Sunday, March 23, 2014

Two Friends 1981

It was a tough week. Two weeks ago,  my 85 year old mother tripped over her dog and fell in the night, landing on her left shoulder.  All seemed to be going well, and then Tuesday of this week she experienced terrible shooting pains in the shoulder she had fallen on.  I'm in Corrales, she's in Santa Fe, about 65 miles away.  Not exactly an emergency, but close to it.  All ended well, but it was frightening, made even more so because of the distance.  Your mother's voice, thin and weak, her words not quite making sense and you, more than an hour away.

This morning I went for my every Sunday Morning for the Last 23 Years walk with my friends Jeanne and Cinda.* Most of the walk was spent with me telling them about the events of the week,  then I listened as they advised me on ways to deal with the on-going  and newer problems around my mother's care and safety.  All of their advice was spot on:  thoughtful, kind, and perfect in keeping me from rushing in to try and solve everything in my usual blunt way.  It was great to be heard, but best of all, was how wonderful it was to be surrounded by their genuine care and concern as we walked along the dusty road.

*Cinda is newer to the weekly walk

Sunday, March 16, 2014

My Aunt Beth 1983

My mother's older sister by ten years and a twin, Aunt Beth lived in Colorado Springs with her husband and two daughters.  When my mother was a teenager, she would spend summers with Aunt Beth and her family and I know those visits were islands of happiness for her. Aunt Beth continued to be in my life throughout my childhood and adult years.  Once her husband died, with her daughters grown, she would often stop to visit while escaping the Colorado winters on her yearly trips to and from Arizona . She was a chain smoker and loved to talk.  I took this photograph of her while she was visiting me at my  home in Phoenix.  I wouldn't let her smoke inside, so she would go out on the porch when she needed to light up, which was often.  With the eternal cigarette dangling from her mouth, she would talk to me though the screen door, the screen inches from her face, never missing a beat.

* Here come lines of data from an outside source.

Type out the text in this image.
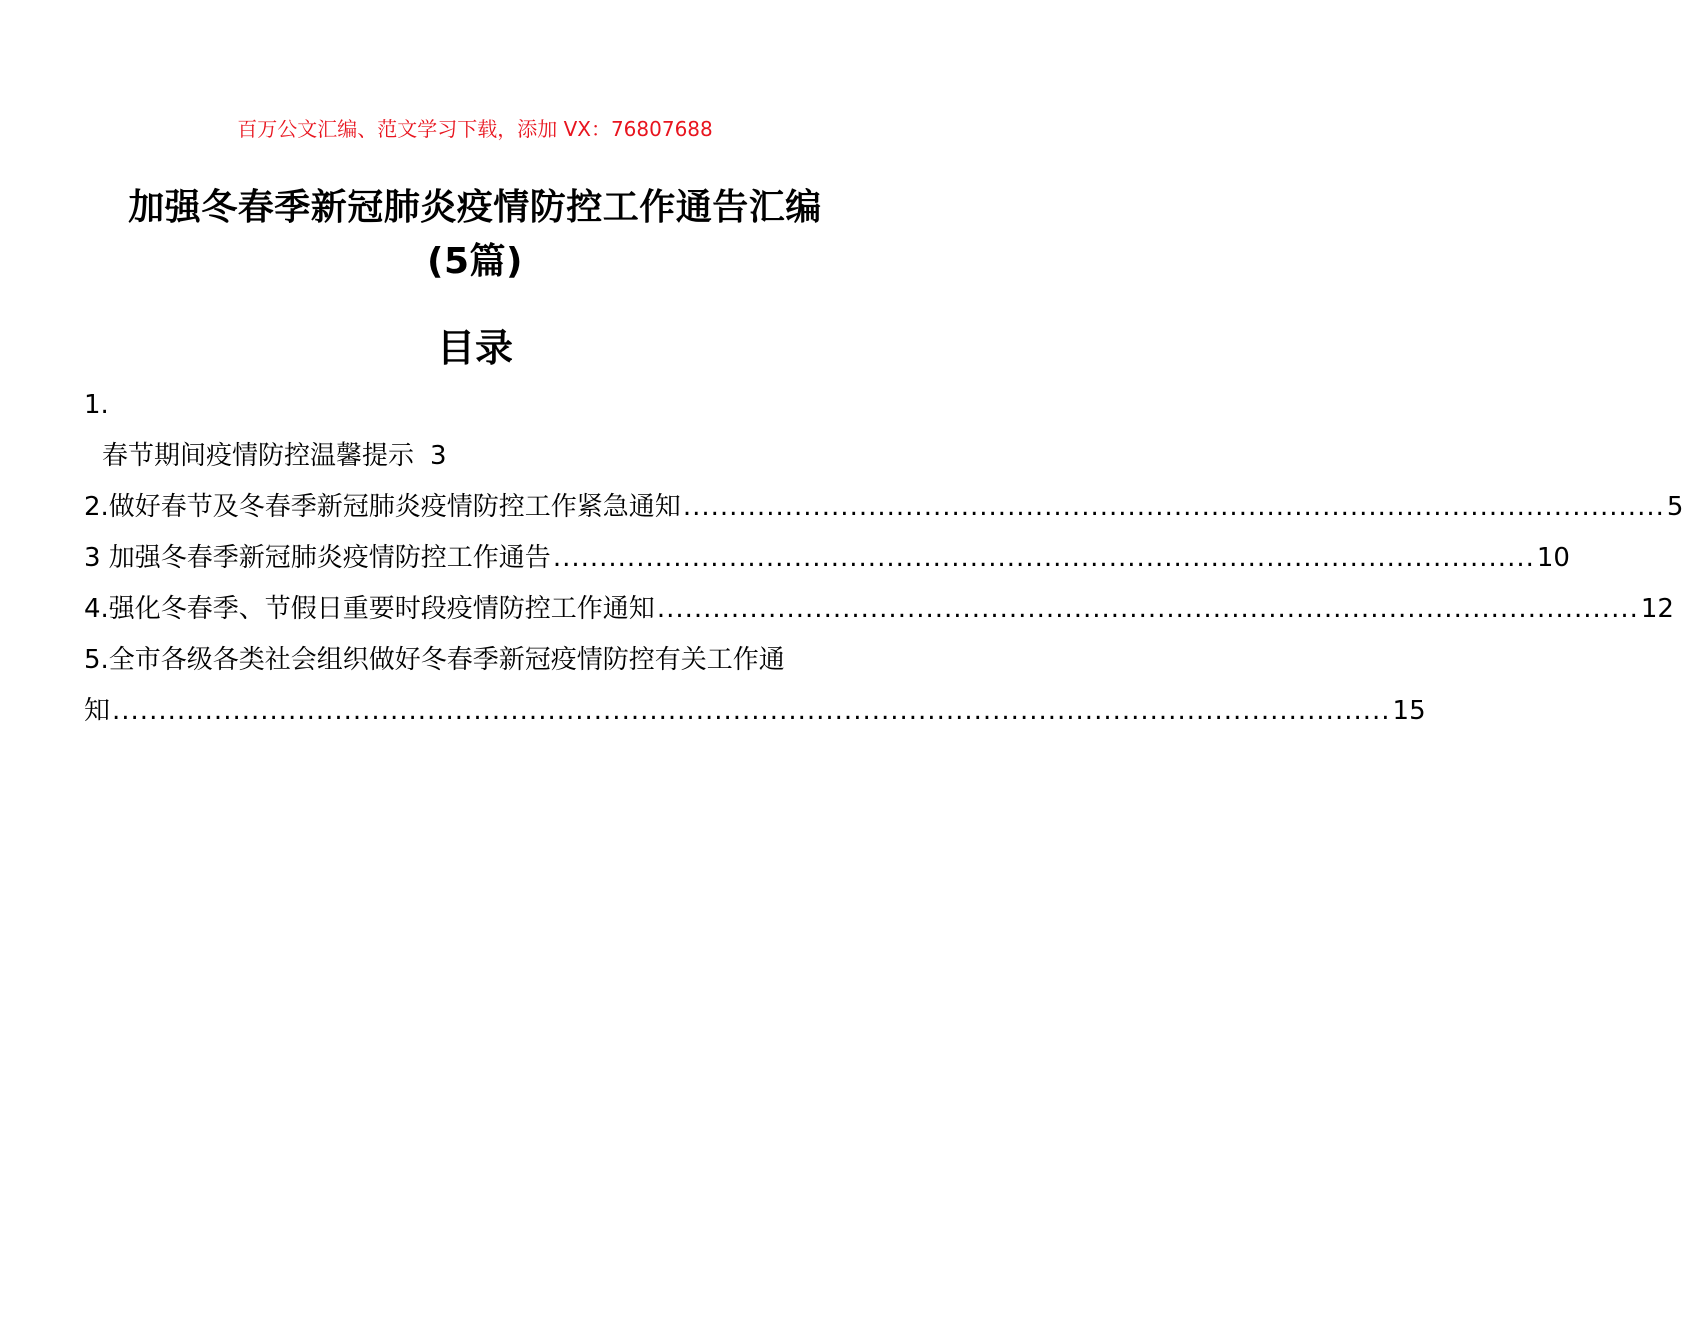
百万公文汇编、范文学习下载，添加 VX：76807688
加强冬春季新冠肺炎疫情防控工作通告汇编
(5篇)
目录
1.
春节期间疫情防控温馨提示 3
2.做好春节及冬春季新冠肺炎疫情防控工作紧急通知 .......................................................................................................... 5
3 加强冬春季新冠肺炎疫情防控工作通告 .......................................................................................................... 10
4.强化冬春季、节假日重要时段疫情防控工作通知 .......................................................................................................... 12
5.全市各级各类社会组织做好冬春季新冠疫情防控有关工作通
知 .......................................................................................................................................... 15
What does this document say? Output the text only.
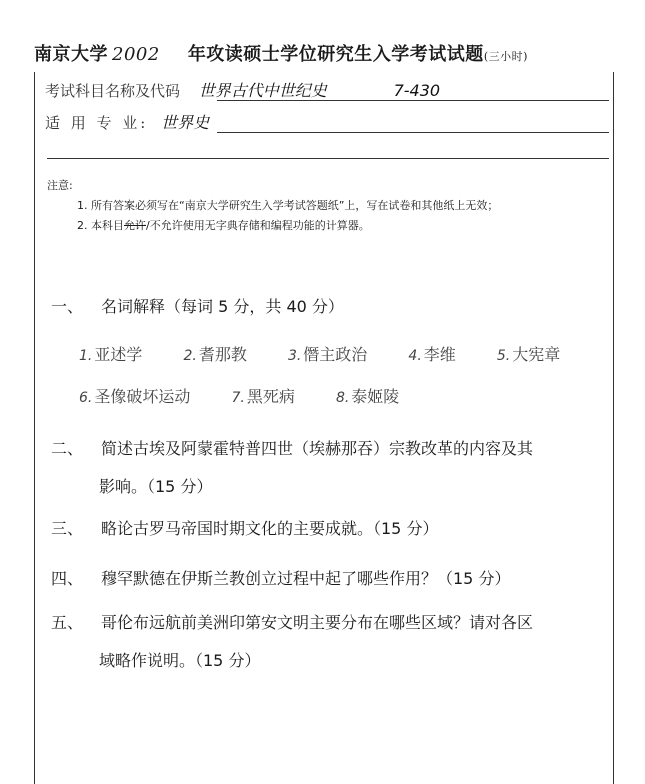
南京大学 2002 年攻读硕士学位研究生入学考试试题(三小时)
考试科目名称及代码 世界古代中世纪史	7-430
适 用 专 业: 世界史
注意:
1. 所有答案必须写在“南京大学研究生入学考试答题纸”上，写在试卷和其他纸上无效；
2. 本科目允许/不允许使用无字典存储和编程功能的计算器。
一、 名词解释（每词 5 分，共 40 分）
1. 亚述学	2. 耆那教	3. 僭主政治	4. 李维	5. 大宪章
6. 圣像破坏运动	7. 黑死病	8. 泰姬陵
二、 简述古埃及阿蒙霍特普四世（埃赫那吞）宗教改革的内容及其
影响。（15 分）
三、 略论古罗马帝国时期文化的主要成就。（15 分）
四、 穆罕默德在伊斯兰教创立过程中起了哪些作用？（15 分）
五、 哥伦布远航前美洲印第安文明主要分布在哪些区域？请对各区
域略作说明。（15 分）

The best thing I inherited from my Aunt Beth was her writing style.  She would write my mother long letters, terribly spelled, no punctuation to speak of, always typed and my mother would read them aloud to us as soon as they arrived.  I loved the letters.  They were streams of consciousness that let us see inside her mind--the mind of a lively and curious woman with lots to say.  Her letters taught me that it was important to say what mattered,  without fear of judgement, censorship, punctuation, or spelling.

She died of emphysema, claiming with her last breathe that it was the depletion of the ozone layer that caused her not to be able to breath--nothing to do with her multiple pack a day habit.  About 8 months later her twin followed, falling down the basement stairs while visiting her niece.  The only explanation we had for why she would have gotten up in the middle of the night and tried to go down those particular stairs was that Beth, missing her beloved sister, had finally lost patience and just beamed her up.

Saturday, March 8, 2014

Quiet Horse 2008

A few nights ago I stayed up late looking though old albums of my mothers.  One of my favorite photographs was an early image of her in cowgirl regalia on a small paint pony being led by her older brother, Grant.  Other, later photos showed her with different horses, and then, as an older teen with her own horse, a bay mare called Daisey. Another favorite:  my mother leading Daisey with a small, proud figure on her bareback--my cousin Sue at  the age of  4.  The last photos of Daisey are with a newborn filly by her side, Pretty Penny. *

I can only guess at how important horses were to my mother as she was growing up, the last of five children in a dysfunctional midwestern family.  Horses gave her strength and unconditional love, and, later, they also gave her a connection to her sister's middle daughter, her young niece Sue.  Sue also turned to horses for probably many of the same reasons my mother did, and it was a bond the two shared for many years.  Now, as my mother struggles with memory loss, and as her world closes in, it is Sue who drives from Colorado Springs to Santa Fe once every two months to spend a week to ten days with her.  Sue helps her stay organized, cleans out cupboards and closets, takes her to doctor and dentist appointments, bakes her pies and loves her.  I don't know if  their love of horses started the bond between them, or if, both being horse girls, they were just naturally drawn to each other.  Whatever the reason, now some sixty years later, as Mom once helped Sue stay on top of Daisey, Sue is now the one leading the horse and helping Mom to stay on until the ride is over.

*Not long after those photos were taken Daisey and her baby were sold for next to nothing because Mom  couldn't afford their upkeep.